Why were there so many \r\n explicitly written? This is the representation of a CRLF character, or more simply, a line break. But why were they not being interpreted as a line break (which they are) and being displayed explicitly? Looking carefully at the PoC’s Python script, we would find this as the definition of the headers:
1
2
3
4
5
6
7
8
request_headers = (
f"POST /post_target HTTP/1.1\\r\\n"
f"Host: {TARGET_HOST}:{TARGET_PORT}\\r\\n"
f"Transfer-Encoding: chunked\\r\\n"
f"User-Agent: PoC-Client/1.0\\r\\n"
f"Connection: keep-alive\\r\\n"
f"\\r\\n"
).encode('ascii')
As we are building a header that will be encoded as simple ASCII, we truly want to explicitly write the line breaks, as they are important for the packet structure, delimiting each line. But note that each line break is written as \\r\\n, not simply \r\n. Accidentally, writing in this way, we end up scapping the backslash and getting the literal text \r\n, and not the line break character we would expect. This explains why we saw so many \r\n in Wireshark. But, as this behavior was present in the whole Python malicious script, we don’t have any true line break! The packet we were seeing is just a giant single line.

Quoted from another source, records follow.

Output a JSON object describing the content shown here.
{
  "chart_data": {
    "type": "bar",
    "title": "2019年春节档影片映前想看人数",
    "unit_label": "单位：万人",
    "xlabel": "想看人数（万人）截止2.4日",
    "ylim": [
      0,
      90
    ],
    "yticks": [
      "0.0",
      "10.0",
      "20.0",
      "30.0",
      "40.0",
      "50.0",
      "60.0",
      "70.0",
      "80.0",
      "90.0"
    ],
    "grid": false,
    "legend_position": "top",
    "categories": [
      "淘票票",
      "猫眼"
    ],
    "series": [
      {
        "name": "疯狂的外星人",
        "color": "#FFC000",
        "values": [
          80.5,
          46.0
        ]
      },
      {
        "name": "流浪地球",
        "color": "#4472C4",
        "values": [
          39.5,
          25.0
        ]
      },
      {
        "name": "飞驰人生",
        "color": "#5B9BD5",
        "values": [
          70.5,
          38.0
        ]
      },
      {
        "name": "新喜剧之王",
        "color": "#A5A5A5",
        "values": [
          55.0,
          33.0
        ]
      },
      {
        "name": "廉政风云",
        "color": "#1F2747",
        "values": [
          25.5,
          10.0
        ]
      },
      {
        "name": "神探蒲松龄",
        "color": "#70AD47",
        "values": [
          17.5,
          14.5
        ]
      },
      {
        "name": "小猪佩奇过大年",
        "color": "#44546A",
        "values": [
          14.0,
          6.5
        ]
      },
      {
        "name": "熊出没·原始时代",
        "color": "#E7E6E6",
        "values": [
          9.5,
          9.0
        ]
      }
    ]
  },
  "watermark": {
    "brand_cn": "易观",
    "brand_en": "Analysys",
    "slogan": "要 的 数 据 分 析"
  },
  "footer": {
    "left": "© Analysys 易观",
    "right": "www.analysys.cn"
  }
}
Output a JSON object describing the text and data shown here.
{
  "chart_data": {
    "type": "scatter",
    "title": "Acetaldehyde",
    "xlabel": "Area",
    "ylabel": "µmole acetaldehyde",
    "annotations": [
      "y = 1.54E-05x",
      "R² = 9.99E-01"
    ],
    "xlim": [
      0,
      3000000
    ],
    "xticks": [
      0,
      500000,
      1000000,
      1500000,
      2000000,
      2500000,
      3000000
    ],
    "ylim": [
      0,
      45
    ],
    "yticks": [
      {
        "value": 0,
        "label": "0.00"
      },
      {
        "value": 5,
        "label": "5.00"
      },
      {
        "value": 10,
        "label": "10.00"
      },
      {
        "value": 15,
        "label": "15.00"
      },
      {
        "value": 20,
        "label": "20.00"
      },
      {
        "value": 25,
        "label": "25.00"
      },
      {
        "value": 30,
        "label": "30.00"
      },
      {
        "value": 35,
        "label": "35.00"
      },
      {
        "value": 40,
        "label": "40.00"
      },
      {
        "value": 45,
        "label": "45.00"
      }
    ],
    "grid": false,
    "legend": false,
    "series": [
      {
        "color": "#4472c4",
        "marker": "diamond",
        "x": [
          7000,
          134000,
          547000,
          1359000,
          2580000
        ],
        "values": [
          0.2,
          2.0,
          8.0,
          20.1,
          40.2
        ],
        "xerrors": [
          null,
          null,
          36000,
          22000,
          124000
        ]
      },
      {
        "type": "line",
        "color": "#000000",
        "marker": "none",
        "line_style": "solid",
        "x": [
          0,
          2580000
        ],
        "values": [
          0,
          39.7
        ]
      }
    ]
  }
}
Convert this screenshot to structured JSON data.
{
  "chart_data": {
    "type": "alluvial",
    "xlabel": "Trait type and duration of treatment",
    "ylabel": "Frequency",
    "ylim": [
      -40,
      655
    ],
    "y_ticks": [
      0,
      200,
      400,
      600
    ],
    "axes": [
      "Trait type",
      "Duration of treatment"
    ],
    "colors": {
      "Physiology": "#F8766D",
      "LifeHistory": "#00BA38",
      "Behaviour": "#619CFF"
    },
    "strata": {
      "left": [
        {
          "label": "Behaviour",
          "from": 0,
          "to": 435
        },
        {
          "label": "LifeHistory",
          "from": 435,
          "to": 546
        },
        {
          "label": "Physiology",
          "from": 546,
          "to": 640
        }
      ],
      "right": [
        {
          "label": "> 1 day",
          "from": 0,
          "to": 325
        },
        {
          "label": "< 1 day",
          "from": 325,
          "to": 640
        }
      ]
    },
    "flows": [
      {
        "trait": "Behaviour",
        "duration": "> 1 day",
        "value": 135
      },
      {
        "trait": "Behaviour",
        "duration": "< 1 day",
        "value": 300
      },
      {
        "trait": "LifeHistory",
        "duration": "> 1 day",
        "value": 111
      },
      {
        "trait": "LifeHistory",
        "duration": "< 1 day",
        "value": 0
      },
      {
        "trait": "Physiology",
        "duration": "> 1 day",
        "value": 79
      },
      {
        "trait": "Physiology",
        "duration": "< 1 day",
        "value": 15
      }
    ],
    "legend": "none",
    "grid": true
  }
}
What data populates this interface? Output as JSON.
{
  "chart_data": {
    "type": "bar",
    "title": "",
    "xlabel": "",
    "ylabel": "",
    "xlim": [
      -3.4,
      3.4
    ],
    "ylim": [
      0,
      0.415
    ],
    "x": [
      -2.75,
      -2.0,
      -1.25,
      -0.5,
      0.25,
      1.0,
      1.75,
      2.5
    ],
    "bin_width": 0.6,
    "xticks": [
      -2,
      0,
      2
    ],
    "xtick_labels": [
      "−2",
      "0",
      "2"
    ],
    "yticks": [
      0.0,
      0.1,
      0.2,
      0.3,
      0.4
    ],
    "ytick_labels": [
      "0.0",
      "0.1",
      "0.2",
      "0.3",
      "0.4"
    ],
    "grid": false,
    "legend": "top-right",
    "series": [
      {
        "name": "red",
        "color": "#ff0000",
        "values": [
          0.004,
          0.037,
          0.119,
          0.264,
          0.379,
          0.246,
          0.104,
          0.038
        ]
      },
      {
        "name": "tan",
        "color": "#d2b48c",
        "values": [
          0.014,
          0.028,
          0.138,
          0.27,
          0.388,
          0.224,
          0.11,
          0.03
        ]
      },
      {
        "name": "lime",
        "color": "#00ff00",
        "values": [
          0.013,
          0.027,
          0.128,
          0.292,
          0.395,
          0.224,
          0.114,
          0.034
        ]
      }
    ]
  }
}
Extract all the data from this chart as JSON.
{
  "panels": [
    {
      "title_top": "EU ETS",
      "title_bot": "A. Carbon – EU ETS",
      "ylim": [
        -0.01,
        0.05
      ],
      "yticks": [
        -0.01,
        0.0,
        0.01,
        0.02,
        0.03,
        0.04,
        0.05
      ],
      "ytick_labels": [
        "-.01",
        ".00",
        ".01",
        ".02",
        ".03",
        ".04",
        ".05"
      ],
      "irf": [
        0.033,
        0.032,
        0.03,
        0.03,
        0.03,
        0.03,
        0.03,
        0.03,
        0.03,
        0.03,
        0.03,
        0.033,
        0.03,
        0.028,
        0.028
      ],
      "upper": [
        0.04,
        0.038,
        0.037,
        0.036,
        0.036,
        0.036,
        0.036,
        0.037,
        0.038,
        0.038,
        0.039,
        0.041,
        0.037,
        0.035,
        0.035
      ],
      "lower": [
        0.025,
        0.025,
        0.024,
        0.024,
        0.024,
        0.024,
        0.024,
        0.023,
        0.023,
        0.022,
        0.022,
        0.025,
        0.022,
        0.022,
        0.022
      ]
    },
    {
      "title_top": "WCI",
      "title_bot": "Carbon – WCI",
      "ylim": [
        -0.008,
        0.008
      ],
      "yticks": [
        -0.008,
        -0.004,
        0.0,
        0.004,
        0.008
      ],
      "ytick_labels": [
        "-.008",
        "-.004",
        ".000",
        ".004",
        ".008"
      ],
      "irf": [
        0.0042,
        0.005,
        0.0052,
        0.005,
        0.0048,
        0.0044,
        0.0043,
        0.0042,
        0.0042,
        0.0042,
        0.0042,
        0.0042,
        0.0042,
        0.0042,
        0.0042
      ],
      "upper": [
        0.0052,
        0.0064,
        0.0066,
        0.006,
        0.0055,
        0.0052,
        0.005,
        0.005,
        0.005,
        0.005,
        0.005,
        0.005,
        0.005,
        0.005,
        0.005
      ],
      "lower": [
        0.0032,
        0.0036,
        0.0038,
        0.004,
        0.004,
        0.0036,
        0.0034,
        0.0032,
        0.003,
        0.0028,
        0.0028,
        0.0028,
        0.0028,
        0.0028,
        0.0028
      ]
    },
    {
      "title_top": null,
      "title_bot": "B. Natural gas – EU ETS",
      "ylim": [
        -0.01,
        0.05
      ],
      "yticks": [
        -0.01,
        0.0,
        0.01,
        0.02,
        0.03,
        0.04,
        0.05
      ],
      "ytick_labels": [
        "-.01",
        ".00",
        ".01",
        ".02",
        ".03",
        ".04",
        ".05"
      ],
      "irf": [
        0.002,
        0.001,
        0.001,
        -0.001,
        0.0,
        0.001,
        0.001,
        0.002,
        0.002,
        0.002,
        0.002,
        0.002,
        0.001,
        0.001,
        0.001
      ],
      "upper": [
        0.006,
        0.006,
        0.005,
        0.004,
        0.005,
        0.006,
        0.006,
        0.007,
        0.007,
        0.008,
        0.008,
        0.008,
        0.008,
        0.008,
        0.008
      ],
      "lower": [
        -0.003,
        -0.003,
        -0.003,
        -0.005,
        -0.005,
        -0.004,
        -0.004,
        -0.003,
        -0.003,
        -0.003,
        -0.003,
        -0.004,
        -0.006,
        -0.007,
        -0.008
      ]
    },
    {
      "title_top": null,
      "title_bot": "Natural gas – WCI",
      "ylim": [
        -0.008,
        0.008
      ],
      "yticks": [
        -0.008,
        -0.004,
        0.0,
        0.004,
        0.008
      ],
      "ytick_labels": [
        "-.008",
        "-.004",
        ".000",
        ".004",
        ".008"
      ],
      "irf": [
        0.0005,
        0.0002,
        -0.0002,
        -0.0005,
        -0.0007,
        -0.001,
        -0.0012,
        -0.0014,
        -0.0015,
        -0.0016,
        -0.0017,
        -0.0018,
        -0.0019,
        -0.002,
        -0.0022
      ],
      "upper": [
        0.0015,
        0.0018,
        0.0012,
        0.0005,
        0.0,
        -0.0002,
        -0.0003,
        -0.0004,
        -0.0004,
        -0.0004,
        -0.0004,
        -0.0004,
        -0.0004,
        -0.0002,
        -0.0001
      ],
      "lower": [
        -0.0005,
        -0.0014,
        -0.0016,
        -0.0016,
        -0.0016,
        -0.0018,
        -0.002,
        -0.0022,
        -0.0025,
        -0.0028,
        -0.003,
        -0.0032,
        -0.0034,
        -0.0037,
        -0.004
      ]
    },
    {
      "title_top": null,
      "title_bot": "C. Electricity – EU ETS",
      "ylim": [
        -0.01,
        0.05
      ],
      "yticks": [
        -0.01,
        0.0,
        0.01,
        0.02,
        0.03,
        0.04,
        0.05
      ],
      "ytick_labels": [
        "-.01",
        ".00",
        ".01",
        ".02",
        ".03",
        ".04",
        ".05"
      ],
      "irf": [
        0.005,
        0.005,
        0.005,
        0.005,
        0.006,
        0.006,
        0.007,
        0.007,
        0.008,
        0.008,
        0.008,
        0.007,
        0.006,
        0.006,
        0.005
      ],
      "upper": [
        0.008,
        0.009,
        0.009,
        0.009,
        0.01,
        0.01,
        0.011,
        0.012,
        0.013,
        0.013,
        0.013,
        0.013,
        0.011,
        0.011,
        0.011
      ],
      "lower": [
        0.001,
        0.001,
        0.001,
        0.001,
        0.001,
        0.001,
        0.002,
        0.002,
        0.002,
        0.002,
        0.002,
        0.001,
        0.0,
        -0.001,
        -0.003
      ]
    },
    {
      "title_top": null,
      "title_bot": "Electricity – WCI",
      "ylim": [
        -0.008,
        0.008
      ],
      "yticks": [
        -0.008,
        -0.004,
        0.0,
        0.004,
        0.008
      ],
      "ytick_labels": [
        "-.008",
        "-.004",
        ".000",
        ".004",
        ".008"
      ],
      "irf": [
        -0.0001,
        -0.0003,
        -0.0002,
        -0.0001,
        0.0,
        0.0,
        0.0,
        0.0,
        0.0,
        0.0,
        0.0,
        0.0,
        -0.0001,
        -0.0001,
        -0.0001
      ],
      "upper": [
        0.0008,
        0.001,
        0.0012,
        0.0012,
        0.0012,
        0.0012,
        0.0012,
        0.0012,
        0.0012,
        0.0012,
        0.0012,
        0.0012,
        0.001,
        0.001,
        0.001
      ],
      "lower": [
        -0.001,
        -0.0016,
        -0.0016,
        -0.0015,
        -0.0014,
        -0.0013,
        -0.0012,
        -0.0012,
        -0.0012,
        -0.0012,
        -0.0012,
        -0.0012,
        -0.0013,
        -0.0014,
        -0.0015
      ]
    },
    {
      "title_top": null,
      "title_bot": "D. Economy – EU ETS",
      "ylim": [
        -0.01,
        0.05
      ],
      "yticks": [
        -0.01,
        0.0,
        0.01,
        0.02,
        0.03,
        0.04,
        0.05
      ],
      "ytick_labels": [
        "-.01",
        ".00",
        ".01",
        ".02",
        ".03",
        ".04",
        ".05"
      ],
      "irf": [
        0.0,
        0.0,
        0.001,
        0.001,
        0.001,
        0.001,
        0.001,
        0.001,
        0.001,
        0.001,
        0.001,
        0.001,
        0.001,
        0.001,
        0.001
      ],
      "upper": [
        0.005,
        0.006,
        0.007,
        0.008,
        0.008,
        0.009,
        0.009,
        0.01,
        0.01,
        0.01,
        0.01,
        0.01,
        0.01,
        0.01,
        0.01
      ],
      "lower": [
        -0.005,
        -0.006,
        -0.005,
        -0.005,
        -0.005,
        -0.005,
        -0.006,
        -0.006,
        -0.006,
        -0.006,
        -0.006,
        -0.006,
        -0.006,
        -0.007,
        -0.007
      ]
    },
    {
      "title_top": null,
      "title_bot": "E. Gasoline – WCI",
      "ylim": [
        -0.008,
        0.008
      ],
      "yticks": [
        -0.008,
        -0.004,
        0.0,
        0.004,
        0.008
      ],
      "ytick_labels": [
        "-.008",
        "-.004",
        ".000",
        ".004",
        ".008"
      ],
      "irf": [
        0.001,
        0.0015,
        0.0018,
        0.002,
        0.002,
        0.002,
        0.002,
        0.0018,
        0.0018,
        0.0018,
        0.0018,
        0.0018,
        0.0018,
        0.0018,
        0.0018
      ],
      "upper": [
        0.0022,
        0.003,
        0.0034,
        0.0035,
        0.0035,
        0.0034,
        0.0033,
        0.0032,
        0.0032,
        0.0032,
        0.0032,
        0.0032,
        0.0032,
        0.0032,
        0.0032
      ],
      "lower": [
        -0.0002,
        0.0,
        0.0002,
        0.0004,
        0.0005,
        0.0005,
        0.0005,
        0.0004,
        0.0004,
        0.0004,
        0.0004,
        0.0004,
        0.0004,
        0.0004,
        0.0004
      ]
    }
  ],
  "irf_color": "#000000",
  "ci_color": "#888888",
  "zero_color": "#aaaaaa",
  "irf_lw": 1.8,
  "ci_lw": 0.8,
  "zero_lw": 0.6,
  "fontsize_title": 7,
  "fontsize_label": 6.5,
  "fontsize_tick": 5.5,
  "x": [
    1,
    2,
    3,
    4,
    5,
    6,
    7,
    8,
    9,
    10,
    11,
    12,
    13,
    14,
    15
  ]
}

If we are not building the malicious packet in the correct way, why does the fix still work? The fix commit available in GitHub’s repo proposes exactly a limitation on the maximum length for each read line, getting to fix this flaw. But, if so, and what if we change the Python script to correctly break the lines, switching the \\r\\n to \r\n? The flaw persists! And, now, we observe that the packets are well interpreted in Wireshark:
Wireshark view of the first packet of the communication, now using the adjusted PoC script.
So, by mistake, the proposed commit ended up fixing another flaw: before it, the library didn’t enforce any limit for a unique line, permitting an attacker to also allocate memory arbitrarily by exploring it. However, the original vulnerability about packets encoded as chunks was still there.
Reporting our findings and concluding
We reported this unexpected behavior by writing an advisory in GitHub’s project repository, explaining it in detail. The proposed fix by the library’s maintainer now checks if the total length of the chunks exceeds the payload limit and also changes the return information of the functions responsible for reading the packets, making clear the disction between errors in the reading and packets that exceed the payload limit. In this way, version 0.23.0 of the library is also secure against huge chunked messages.
Therefore, the original CVE-2025-46728 that we found was decomposed into two new ones: CVE-2025-53628, which reports the absence of a unique line size limit; and CVE-2025-53629, which reports the problem with chunked packets. It was a fun journey!